Commentary by Arnaud and Naja Girard........
Four thousand dollars a week is not unusual for the rental of a house in Old Town – as long as you can rent to tourists – that is.
Last Wednesday on US 1 Radio’s Morning Magazine, City Manager Jim Scholl went on the defensive amidst accusations that the City has been rewarding illegal transient rental operators.
In a story published last week in The Blue Paper we revealed that in 2013 the City had changed the grandfathered-in date in its Lawful Unit Determination (LUD) ordinance from 1990 (before transient rentals became highly regulated and before every new unit had to be authorized through the Rate of Growth Ordinance) to 2010 (decades after ROGO and long after it became criminal to rent for less than 30 days without a special license). This hush-hush amnesty program opened up the flood gates, rewarding cheaters and losing, forever, the opportunity for code enforcement to restore those illegal transient units back to the badly depleted residential housing stock.
Mr. Scholl claimed, during his interview with Bill Becker, that the legalization doesn’t worsen the current housing crisis, “Most of those units are being rented out as longer-term rentals,” he said. That claim is clearly contradicted by the applications filed with the City ‘s Planning Department under the new LUD ordinance. Our count was 44 long-term residential units and 151 illegal transient units applying to be legalized [list as of April 2016].

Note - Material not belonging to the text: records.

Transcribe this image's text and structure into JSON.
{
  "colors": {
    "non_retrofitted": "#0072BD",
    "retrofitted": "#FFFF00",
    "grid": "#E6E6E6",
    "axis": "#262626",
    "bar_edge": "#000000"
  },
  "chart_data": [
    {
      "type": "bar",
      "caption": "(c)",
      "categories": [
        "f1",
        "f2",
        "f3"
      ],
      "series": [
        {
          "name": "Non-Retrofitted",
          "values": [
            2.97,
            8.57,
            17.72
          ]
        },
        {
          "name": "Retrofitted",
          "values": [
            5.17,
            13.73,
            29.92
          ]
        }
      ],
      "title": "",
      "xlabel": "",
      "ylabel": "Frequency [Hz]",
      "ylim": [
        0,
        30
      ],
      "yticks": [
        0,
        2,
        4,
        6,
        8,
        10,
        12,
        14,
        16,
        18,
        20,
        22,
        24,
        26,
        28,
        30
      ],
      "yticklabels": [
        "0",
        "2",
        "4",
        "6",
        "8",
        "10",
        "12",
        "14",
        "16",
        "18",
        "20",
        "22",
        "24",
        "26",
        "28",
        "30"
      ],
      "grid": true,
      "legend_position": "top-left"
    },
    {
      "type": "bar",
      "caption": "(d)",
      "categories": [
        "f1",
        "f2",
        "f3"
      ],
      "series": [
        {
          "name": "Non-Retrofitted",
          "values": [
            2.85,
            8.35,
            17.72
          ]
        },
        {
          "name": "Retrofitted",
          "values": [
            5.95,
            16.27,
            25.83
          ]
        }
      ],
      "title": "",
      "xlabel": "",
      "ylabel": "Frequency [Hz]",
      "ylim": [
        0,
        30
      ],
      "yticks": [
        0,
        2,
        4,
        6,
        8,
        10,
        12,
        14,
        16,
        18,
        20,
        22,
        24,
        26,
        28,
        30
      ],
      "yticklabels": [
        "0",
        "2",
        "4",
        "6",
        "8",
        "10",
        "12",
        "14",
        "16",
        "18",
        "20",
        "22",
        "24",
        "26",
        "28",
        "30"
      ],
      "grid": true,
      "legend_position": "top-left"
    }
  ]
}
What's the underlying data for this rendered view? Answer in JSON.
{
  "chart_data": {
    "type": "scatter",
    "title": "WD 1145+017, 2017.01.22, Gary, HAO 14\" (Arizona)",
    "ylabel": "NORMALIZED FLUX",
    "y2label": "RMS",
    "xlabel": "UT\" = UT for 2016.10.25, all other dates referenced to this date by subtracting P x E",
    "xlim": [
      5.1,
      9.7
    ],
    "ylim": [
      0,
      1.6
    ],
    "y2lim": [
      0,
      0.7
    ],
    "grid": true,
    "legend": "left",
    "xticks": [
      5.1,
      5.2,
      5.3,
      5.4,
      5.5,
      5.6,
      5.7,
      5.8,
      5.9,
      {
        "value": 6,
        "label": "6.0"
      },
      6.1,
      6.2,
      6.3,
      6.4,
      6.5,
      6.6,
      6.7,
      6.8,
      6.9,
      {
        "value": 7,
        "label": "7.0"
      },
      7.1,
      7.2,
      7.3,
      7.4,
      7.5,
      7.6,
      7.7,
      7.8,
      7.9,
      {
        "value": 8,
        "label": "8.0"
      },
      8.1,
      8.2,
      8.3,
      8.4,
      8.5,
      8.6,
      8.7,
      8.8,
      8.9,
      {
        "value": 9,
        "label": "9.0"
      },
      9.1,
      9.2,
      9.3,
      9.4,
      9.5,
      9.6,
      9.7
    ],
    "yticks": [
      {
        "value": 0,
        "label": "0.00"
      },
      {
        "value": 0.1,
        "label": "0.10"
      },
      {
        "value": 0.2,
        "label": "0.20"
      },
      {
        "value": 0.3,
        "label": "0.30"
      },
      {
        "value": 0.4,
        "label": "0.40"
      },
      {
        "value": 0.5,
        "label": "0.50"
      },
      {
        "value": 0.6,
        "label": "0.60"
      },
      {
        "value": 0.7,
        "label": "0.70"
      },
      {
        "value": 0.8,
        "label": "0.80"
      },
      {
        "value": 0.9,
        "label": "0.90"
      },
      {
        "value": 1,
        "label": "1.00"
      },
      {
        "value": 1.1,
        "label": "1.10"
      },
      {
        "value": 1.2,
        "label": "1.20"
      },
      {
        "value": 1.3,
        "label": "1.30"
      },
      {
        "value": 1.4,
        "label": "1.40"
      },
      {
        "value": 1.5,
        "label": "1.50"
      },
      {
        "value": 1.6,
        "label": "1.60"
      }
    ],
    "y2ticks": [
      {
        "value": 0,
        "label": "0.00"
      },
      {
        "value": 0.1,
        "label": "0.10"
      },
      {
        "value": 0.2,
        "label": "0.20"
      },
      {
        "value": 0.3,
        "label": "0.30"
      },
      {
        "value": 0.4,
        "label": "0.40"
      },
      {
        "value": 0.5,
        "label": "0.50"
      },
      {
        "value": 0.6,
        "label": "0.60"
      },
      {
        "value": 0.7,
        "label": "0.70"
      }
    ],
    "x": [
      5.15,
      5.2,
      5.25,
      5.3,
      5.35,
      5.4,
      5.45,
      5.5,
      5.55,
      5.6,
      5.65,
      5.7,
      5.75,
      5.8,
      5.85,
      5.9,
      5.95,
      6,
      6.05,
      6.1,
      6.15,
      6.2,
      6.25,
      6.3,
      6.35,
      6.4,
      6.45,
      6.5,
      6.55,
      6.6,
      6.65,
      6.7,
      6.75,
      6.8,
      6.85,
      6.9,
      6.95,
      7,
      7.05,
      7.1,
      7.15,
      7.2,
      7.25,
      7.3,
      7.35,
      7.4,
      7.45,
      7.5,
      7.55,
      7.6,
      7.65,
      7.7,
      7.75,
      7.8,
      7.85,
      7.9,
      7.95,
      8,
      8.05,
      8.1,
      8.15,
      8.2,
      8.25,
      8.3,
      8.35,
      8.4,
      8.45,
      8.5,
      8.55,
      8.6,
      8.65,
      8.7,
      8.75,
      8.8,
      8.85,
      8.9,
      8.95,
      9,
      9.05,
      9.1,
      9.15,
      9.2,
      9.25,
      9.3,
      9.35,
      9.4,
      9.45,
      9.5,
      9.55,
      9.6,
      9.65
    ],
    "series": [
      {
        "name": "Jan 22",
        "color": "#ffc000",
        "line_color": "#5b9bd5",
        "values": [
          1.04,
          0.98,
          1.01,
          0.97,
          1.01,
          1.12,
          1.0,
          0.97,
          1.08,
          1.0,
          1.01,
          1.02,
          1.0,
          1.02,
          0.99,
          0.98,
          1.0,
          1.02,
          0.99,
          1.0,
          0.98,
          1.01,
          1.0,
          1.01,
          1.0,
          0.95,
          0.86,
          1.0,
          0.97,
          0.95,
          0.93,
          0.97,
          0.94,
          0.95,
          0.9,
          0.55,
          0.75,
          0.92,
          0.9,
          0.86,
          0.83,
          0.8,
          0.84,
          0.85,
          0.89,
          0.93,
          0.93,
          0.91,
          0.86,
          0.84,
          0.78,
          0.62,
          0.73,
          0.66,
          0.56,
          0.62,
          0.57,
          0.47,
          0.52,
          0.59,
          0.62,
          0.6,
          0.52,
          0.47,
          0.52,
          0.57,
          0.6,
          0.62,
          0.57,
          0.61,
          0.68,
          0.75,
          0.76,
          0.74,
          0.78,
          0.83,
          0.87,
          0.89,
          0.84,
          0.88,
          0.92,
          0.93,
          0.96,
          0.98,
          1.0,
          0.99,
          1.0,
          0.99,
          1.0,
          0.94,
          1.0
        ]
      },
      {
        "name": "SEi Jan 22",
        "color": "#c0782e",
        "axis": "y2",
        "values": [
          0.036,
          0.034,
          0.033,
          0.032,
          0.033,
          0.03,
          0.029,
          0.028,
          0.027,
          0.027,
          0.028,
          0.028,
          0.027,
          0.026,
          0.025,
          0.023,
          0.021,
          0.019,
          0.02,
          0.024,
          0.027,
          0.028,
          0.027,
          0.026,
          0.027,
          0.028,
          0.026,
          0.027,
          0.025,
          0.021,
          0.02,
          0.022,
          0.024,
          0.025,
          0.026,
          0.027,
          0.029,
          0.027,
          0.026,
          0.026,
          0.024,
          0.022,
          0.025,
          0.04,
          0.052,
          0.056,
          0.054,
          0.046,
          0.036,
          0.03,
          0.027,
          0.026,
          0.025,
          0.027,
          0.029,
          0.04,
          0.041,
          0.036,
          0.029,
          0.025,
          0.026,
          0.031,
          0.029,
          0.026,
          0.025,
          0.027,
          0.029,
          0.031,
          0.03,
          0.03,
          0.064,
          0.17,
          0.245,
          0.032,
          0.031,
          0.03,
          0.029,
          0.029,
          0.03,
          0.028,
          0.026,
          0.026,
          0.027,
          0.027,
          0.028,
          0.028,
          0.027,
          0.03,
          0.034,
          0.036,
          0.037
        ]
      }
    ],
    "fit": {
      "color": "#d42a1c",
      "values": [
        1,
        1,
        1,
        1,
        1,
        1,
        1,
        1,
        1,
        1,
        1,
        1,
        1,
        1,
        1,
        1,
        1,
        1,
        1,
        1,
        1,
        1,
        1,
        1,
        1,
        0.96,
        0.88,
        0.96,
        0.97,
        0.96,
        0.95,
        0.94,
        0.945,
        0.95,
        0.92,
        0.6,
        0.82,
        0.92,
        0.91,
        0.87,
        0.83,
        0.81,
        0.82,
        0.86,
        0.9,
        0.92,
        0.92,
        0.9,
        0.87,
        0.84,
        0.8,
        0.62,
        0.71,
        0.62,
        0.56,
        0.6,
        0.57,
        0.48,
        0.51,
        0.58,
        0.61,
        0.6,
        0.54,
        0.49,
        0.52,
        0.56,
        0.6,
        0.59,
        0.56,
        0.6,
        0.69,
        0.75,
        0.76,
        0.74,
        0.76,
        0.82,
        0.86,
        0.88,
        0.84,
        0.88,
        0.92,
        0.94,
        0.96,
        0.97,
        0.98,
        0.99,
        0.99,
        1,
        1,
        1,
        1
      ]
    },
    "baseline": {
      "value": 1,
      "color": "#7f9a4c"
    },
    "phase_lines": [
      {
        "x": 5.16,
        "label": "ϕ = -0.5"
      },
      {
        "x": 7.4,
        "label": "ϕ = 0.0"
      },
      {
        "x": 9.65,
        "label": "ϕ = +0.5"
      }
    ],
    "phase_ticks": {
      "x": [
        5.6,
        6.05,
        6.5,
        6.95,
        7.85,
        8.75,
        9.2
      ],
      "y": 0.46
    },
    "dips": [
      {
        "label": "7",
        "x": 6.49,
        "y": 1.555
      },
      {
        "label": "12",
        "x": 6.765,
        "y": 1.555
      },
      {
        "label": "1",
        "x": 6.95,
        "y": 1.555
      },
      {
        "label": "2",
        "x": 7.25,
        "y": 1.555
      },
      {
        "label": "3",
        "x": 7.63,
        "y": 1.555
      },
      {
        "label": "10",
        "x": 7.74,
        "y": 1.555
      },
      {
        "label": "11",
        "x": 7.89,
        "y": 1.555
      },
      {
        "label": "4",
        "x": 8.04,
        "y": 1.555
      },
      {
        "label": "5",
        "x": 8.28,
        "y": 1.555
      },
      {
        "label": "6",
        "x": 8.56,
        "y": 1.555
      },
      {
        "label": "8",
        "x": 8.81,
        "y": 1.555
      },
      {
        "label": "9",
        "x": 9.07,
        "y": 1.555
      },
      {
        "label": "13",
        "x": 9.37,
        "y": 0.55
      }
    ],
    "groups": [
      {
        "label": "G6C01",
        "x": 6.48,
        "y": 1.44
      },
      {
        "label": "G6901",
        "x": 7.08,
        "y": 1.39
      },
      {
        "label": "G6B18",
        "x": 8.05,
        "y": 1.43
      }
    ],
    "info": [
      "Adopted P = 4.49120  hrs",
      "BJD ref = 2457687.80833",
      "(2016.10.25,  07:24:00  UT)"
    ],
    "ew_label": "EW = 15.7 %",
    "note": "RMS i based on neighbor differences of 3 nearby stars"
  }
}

Mr. Scholl also claimed that only those units that already have transient licenses are being legalized as transient rental units under the ordinance. However, Mr. Scholl himself was sitting at the March 16, 2016 Board of Adjustment hearing where 5 illegal transient units were legalized in connection with the Mermaid and the Alligator Guesthouse on Truman Avenue. The application and protracted discussion clearly showed that none of the 5 units had ever been licensed for transient rental use. All were long-term housing that had been illegally transformed into transient rental use and transient rental use was actually prohibited under their zoning designations.
In 1998 the Key West Inn Keeper’s Association conducted a confidential survey to determine how many transient units were being rented by local guesthouses in Key West – both legal and illegal. The number of illegal units was 239 but that included only those rented by owners who were willing to respond to the compromising question. There can be little doubt that the number must be much greater today. In light of the current housing crisis, the goal should clearly be to find those illegal transient units and turn them into long-term rentals. The amended LUD ordinance does the opposite.
To be clear: If a property owner created extra units without permits or was renting his house or his residential apartments to tourists on or before April 1, 2010 then, under current City law (as interpreted by top officials), he has the right to have his illegal transient units legalized.
The LUD applications paint a sobering view of the City's fight for affordable residential housing. Transient rentals have been spreading like a cancer. They expand by capturing the house next door, the house on the right, on the left, at the back or even across the street. Residences are divided into hotel rooms, most of the time without building permits or proper zoning, density or licenses. When the deed is done and the City has legalized the many civil and criminal violations, the property is often sold on the market with millions of dollars in added profit.
How many well-connected property owners are now creating new illegal transient rentals, keeping in the back of their minds the hope that in a not so distant future the City will once again move up the date for grandfathering-in their illegal business?